Like it or not, for the time being, the tax will move forward. But, suppose the recall legislation being buttressed by hundreds of thousands of signatures actually succeeds and revokes the legislation; what would that mean for British Columbia?
For starters, legally, it is constitutionally unclear whether it is possible for an Anti-HST bill in British Columbia to override legislation originating from Parliament of Canada. But more to the point, it may mean some hard, budgetary choices – for the government, and you.
The HST is a product of a federal-provincial deal. In brief, the Federal government through the Canada Revenue Agency collects all proceeds from the combined sales taxes. It then returns the proportions back to the provinces who have agreed to the deal. There is parallel legislation at the federal and provincial levels. Given the BC legislature and the Federal Parliament are both sovereign in the sense that neither has automatic predominance over the other (at least without going through substantial constitutional litigation), one can see how it is constitutionally suspect whether BC can revoke a standing Federal law.
In any case, such queries are academic. The rub of the deal that brought about the HST was the 1.6 billion dollar transfer from the Federal government to the BC government. This 1.6 billion has been integrated into this year’s budget, as well as budgets for the next two fiscal years. Revoke the HST and suddenly that $1.6 billion dollar pillar becomes a glaring fiscal gap. Suddenly, BC’s year-to-year budget shortfalls increase by hundreds of millions of dollars. When you factor in the interest payments on the extra debt, which, depending on the long-term borrowing rate, can approach $80 million per year, suddenly BC’s financial outlook appears increasingly disquieting.
For individuals, higher deficit and higher interest payments require one of two primary responses – increase your revenue, or cut your expenses (with a combination of the two usally the result).

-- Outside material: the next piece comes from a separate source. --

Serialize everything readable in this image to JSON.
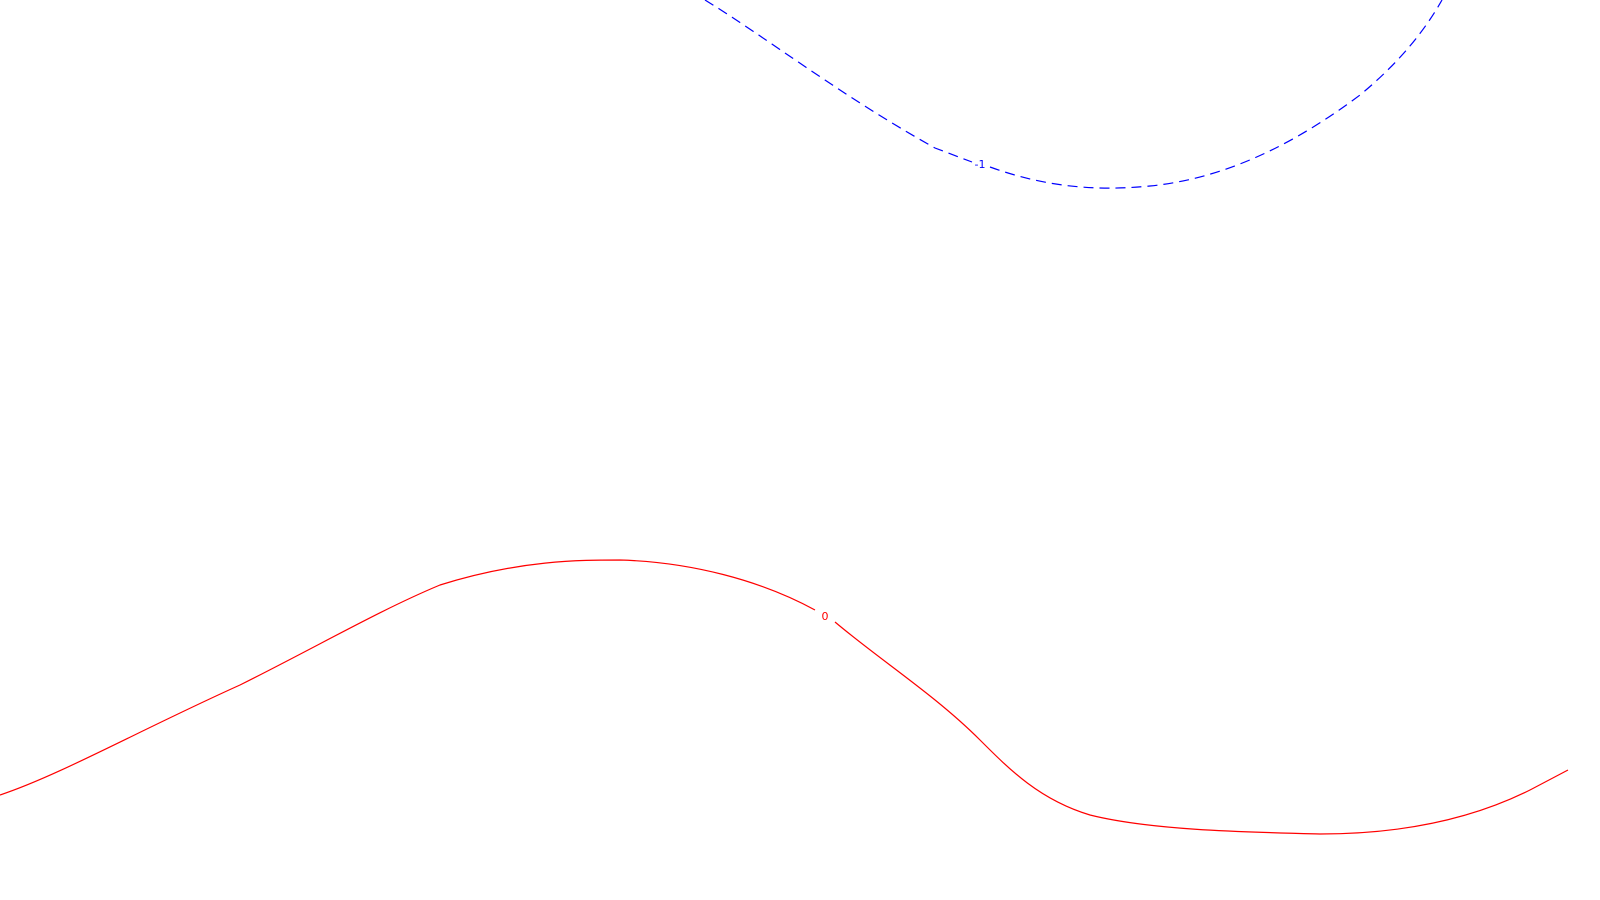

The same is true for the BC government. It can either find another source of revenue, by raising say, income tax, or it can cut government spending. Cutting spending is something that is happening right now anyway in some sectors, and few would like to see that trend exacerbate. And, as demonstrated with the Anti-HST Campaign, nobody likes another tax. But these are some of the hard choices British Columbians will have to face if we revoke the HST (which, for some, is per se a hard choice, to be sure).

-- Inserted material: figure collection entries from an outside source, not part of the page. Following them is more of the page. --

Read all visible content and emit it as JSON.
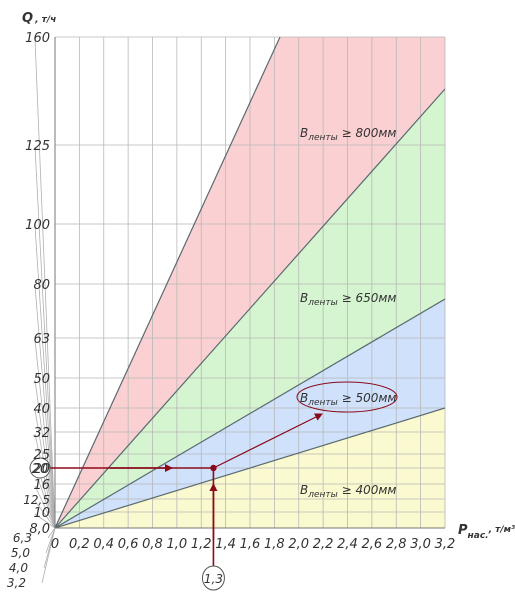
{
  "chart_data": {
    "type": "area",
    "xlabel": "P",
    "xlabel_sub": "нас.",
    "xlabel_unit": ", т/м³",
    "ylabel": "Q",
    "ylabel_unit": ", т/ч",
    "x_ticks": [
      "0",
      "0,2",
      "0,4",
      "0,6",
      "0,8",
      "1,0",
      "1,2",
      "1,4",
      "1,6",
      "1,8",
      "2,0",
      "2,2",
      "2,4",
      "2,6",
      "2,8",
      "3,0",
      "3,2"
    ],
    "x_tick_values": [
      0,
      0.2,
      0.4,
      0.6,
      0.8,
      1.0,
      1.2,
      1.4,
      1.6,
      1.8,
      2.0,
      2.2,
      2.4,
      2.6,
      2.8,
      3.0,
      3.2
    ],
    "y_ticks_main": [
      "160",
      "125",
      "100",
      "80",
      "63",
      "50",
      "40",
      "32",
      "25",
      "20",
      "16",
      "12,5",
      "10",
      "8,0"
    ],
    "y_ticks_fan": [
      "6,3",
      "5,0",
      "4,0",
      "3,2"
    ],
    "xlim": [
      0,
      3.2
    ],
    "grid": true,
    "boundary_lines_Q_at_P_3_2": [
      41,
      75,
      145,
      270
    ],
    "regions": [
      {
        "label_main": "B",
        "label_sub": "ленты",
        "label_tail": " ≥ 800мм",
        "color": "#fbd0d3"
      },
      {
        "label_main": "B",
        "label_sub": "ленты",
        "label_tail": " ≥ 650мм",
        "color": "#d4f5cf"
      },
      {
        "label_main": "B",
        "label_sub": "ленты",
        "label_tail": " ≥ 500мм",
        "color": "#cfe1fb"
      },
      {
        "label_main": "B",
        "label_sub": "ленты",
        "label_tail": " ≥ 400мм",
        "color": "#fbf9cf"
      }
    ],
    "annotation": {
      "x_value": 1.3,
      "x_label": "1,3",
      "y_value": 20,
      "y_label": "20",
      "result": "≥ 500мм"
    }
  }
}
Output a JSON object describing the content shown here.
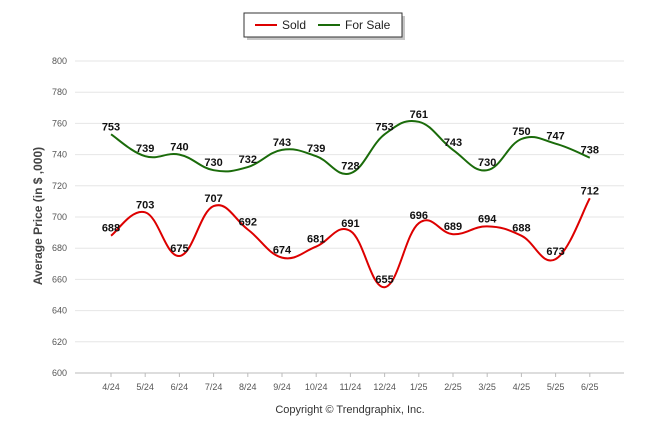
{
  "chart_data": {
    "type": "line",
    "categories": [
      "4/24",
      "5/24",
      "6/24",
      "7/24",
      "8/24",
      "9/24",
      "10/24",
      "11/24",
      "12/24",
      "1/25",
      "2/25",
      "3/25",
      "4/25",
      "5/25",
      "6/25"
    ],
    "series": [
      {
        "name": "Sold",
        "color": "#dd0000",
        "values": [
          688,
          703,
          675,
          707,
          692,
          674,
          681,
          691,
          655,
          696,
          689,
          694,
          688,
          673,
          712
        ]
      },
      {
        "name": "For Sale",
        "color": "#1a6b0a",
        "values": [
          753,
          739,
          740,
          730,
          732,
          743,
          739,
          728,
          753,
          761,
          743,
          730,
          750,
          747,
          738
        ]
      }
    ],
    "ylabel": "Average Price (in $ ,000)",
    "ylim": [
      600,
      800
    ],
    "yticks": [
      600,
      620,
      640,
      660,
      680,
      700,
      720,
      740,
      760,
      780,
      800
    ],
    "grid": true,
    "legend": "top-center",
    "credit": "Copyright © Trendgraphix, Inc."
  }
}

It is something to think about. In the United States right now, we are seeing state governments (read: California) literally collapsing because of their inability to raise revenues via taxation. Many Americans have the relatively absurd belief that they are over-taxed, and will not acquiesce to any further taxation without their express permission.
States are hamstrung by this, and thus facing severe existential budgetary crises. Spending is being slashed – meaning services that many depend on are being cut completely or deeply scaled back. There is even talk of a double-dip recession (the cryptic “W” variety) emerging, this time coming from the U.S. state governments.

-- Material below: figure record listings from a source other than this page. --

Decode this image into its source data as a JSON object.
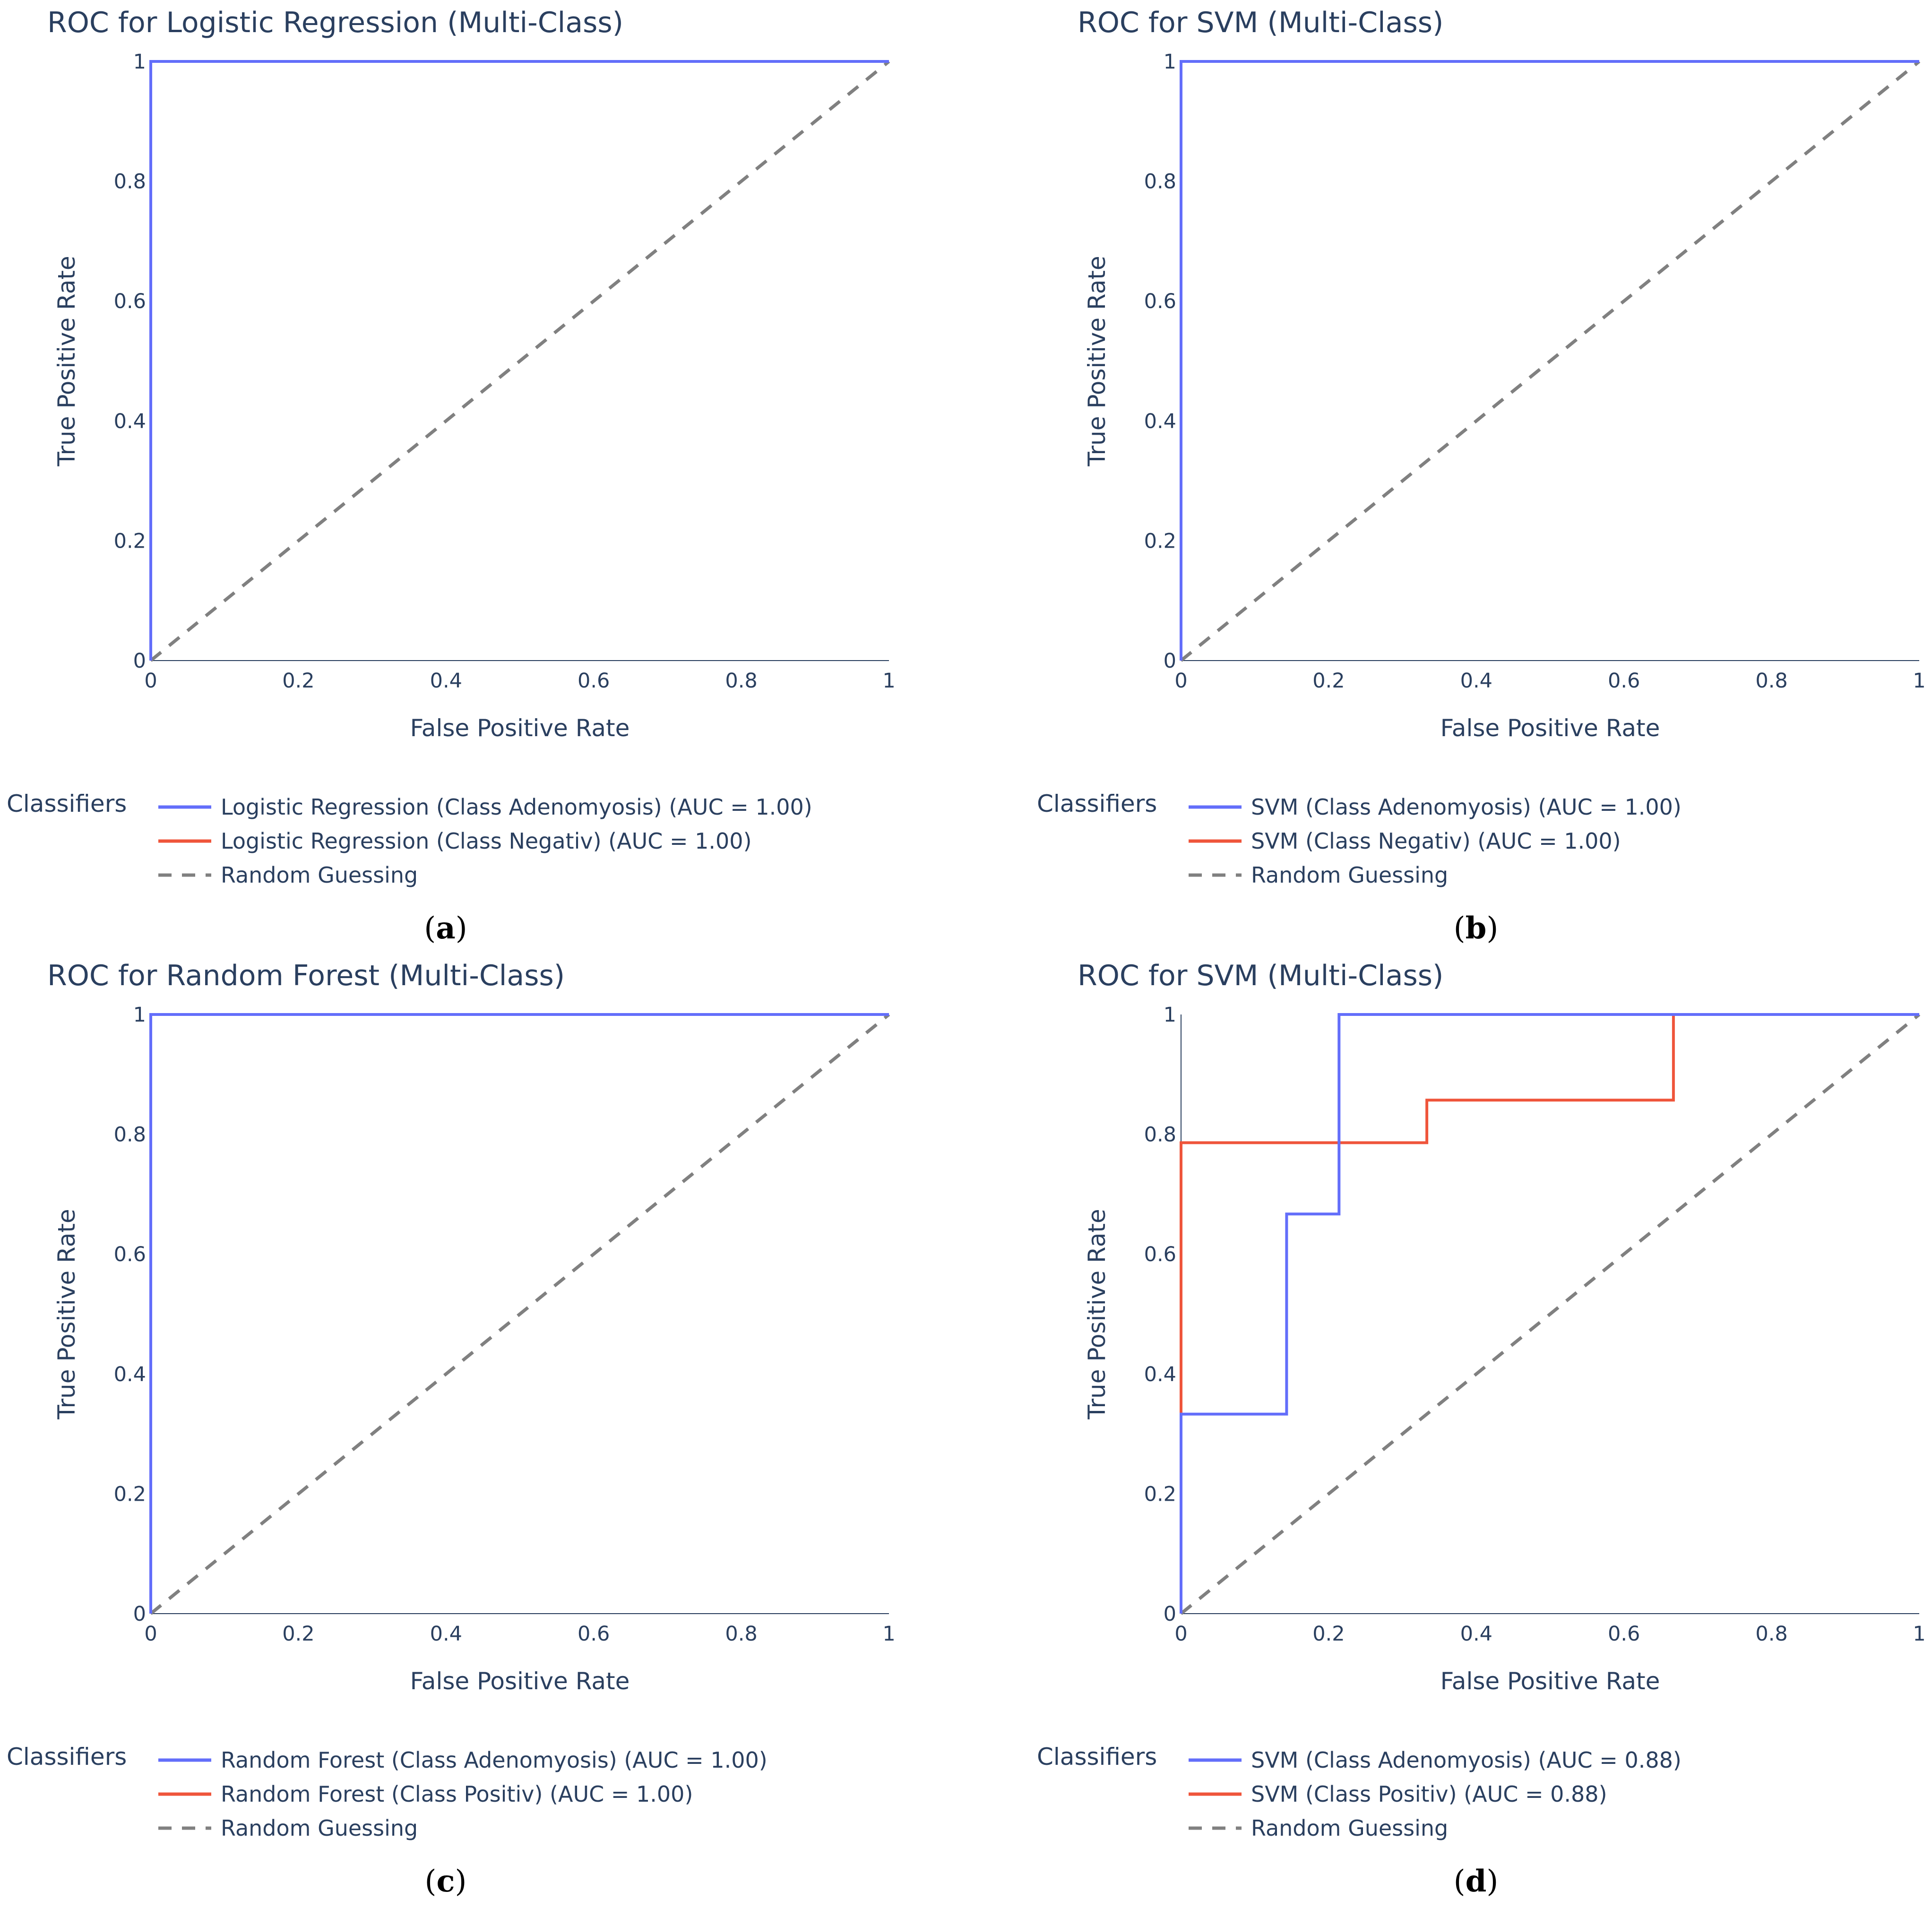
{
  "chart_data": [
    {
      "type": "line",
      "panel": "a",
      "title": "ROC for Logistic Regression (Multi-Class)",
      "xlabel": "False Positive Rate",
      "ylabel": "True Positive Rate",
      "xlim": [
        0,
        1
      ],
      "ylim": [
        0,
        1
      ],
      "xticks": [
        "0",
        "0.2",
        "0.4",
        "0.6",
        "0.8",
        "1"
      ],
      "yticks": [
        "0",
        "0.2",
        "0.4",
        "0.6",
        "0.8",
        "1"
      ],
      "grid": false,
      "legend_title": "Classifiers",
      "legend_position": "bottom",
      "series": [
        {
          "name": "Logistic Regression (Class Adenomyosis) (AUC = 1.00)",
          "color": "#636efa",
          "dash": "solid",
          "x": [
            0,
            0,
            1
          ],
          "y": [
            0,
            1,
            1
          ]
        },
        {
          "name": "Logistic Regression (Class Negativ) (AUC = 1.00)",
          "color": "#ef553b",
          "dash": "solid",
          "x": [
            0,
            0,
            1
          ],
          "y": [
            0,
            1,
            1
          ]
        },
        {
          "name": "Random Guessing",
          "color": "#808080",
          "dash": "dash",
          "x": [
            0,
            1
          ],
          "y": [
            0,
            1
          ]
        }
      ]
    },
    {
      "type": "line",
      "panel": "b",
      "title": "ROC for SVM (Multi-Class)",
      "xlabel": "False Positive Rate",
      "ylabel": "True Positive Rate",
      "xlim": [
        0,
        1
      ],
      "ylim": [
        0,
        1
      ],
      "xticks": [
        "0",
        "0.2",
        "0.4",
        "0.6",
        "0.8",
        "1"
      ],
      "yticks": [
        "0",
        "0.2",
        "0.4",
        "0.6",
        "0.8",
        "1"
      ],
      "grid": false,
      "legend_title": "Classifiers",
      "legend_position": "bottom",
      "series": [
        {
          "name": "SVM (Class Adenomyosis) (AUC = 1.00)",
          "color": "#636efa",
          "dash": "solid",
          "x": [
            0,
            0,
            1
          ],
          "y": [
            0,
            1,
            1
          ]
        },
        {
          "name": "SVM (Class Negativ) (AUC = 1.00)",
          "color": "#ef553b",
          "dash": "solid",
          "x": [
            0,
            0,
            1
          ],
          "y": [
            0,
            1,
            1
          ]
        },
        {
          "name": "Random Guessing",
          "color": "#808080",
          "dash": "dash",
          "x": [
            0,
            1
          ],
          "y": [
            0,
            1
          ]
        }
      ]
    },
    {
      "type": "line",
      "panel": "c",
      "title": "ROC for Random Forest (Multi-Class)",
      "xlabel": "False Positive Rate",
      "ylabel": "True Positive Rate",
      "xlim": [
        0,
        1
      ],
      "ylim": [
        0,
        1
      ],
      "xticks": [
        "0",
        "0.2",
        "0.4",
        "0.6",
        "0.8",
        "1"
      ],
      "yticks": [
        "0",
        "0.2",
        "0.4",
        "0.6",
        "0.8",
        "1"
      ],
      "grid": false,
      "legend_title": "Classifiers",
      "legend_position": "bottom",
      "series": [
        {
          "name": "Random Forest (Class Adenomyosis) (AUC = 1.00)",
          "color": "#636efa",
          "dash": "solid",
          "x": [
            0,
            0,
            1
          ],
          "y": [
            0,
            1,
            1
          ]
        },
        {
          "name": "Random Forest (Class Positiv) (AUC = 1.00)",
          "color": "#ef553b",
          "dash": "solid",
          "x": [
            0,
            0,
            1
          ],
          "y": [
            0,
            1,
            1
          ]
        },
        {
          "name": "Random Guessing",
          "color": "#808080",
          "dash": "dash",
          "x": [
            0,
            1
          ],
          "y": [
            0,
            1
          ]
        }
      ]
    },
    {
      "type": "line",
      "panel": "d",
      "title": "ROC for SVM (Multi-Class)",
      "xlabel": "False Positive Rate",
      "ylabel": "True Positive Rate",
      "xlim": [
        0,
        1
      ],
      "ylim": [
        0,
        1
      ],
      "xticks": [
        "0",
        "0.2",
        "0.4",
        "0.6",
        "0.8",
        "1"
      ],
      "yticks": [
        "0",
        "0.2",
        "0.4",
        "0.6",
        "0.8",
        "1"
      ],
      "grid": false,
      "legend_title": "Classifiers",
      "legend_position": "bottom",
      "series": [
        {
          "name": "SVM (Class Adenomyosis) (AUC = 0.88)",
          "color": "#636efa",
          "dash": "solid",
          "x": [
            0,
            0,
            0.143,
            0.143,
            0.214,
            0.214,
            1
          ],
          "y": [
            0,
            0.333,
            0.333,
            0.667,
            0.667,
            1,
            1
          ]
        },
        {
          "name": "SVM (Class Positiv) (AUC = 0.88)",
          "color": "#ef553b",
          "dash": "solid",
          "x": [
            0,
            0,
            0.333,
            0.333,
            0.667,
            0.667,
            1
          ],
          "y": [
            0,
            0.786,
            0.786,
            0.857,
            0.857,
            1,
            1
          ]
        },
        {
          "name": "Random Guessing",
          "color": "#808080",
          "dash": "dash",
          "x": [
            0,
            1
          ],
          "y": [
            0,
            1
          ]
        }
      ]
    }
  ]
}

While we may think we are immune to such hard realities, British Columbia could be facing its own modest austerity measures without that $1.6 billion supporting provincial coffers.
It may not seem like much given that the total provincial budget is nearly $40 billion, and the B.C. government has entered into a number of projects that dwarf that $1.6 billion (the Olympics, the Gateway Project, the Canada Line), but that still does not explain away the absence of that money. It is a costly swing on the provincial ledger. For individiduals as for governments, it all adds up.
Nobody likes a new tax (with the possible exception of tax lawyers and finance ministers). But British Columbians have a civic duty to be aware of some of the potential unhappy consequences of revoking the HST before coming to a decision.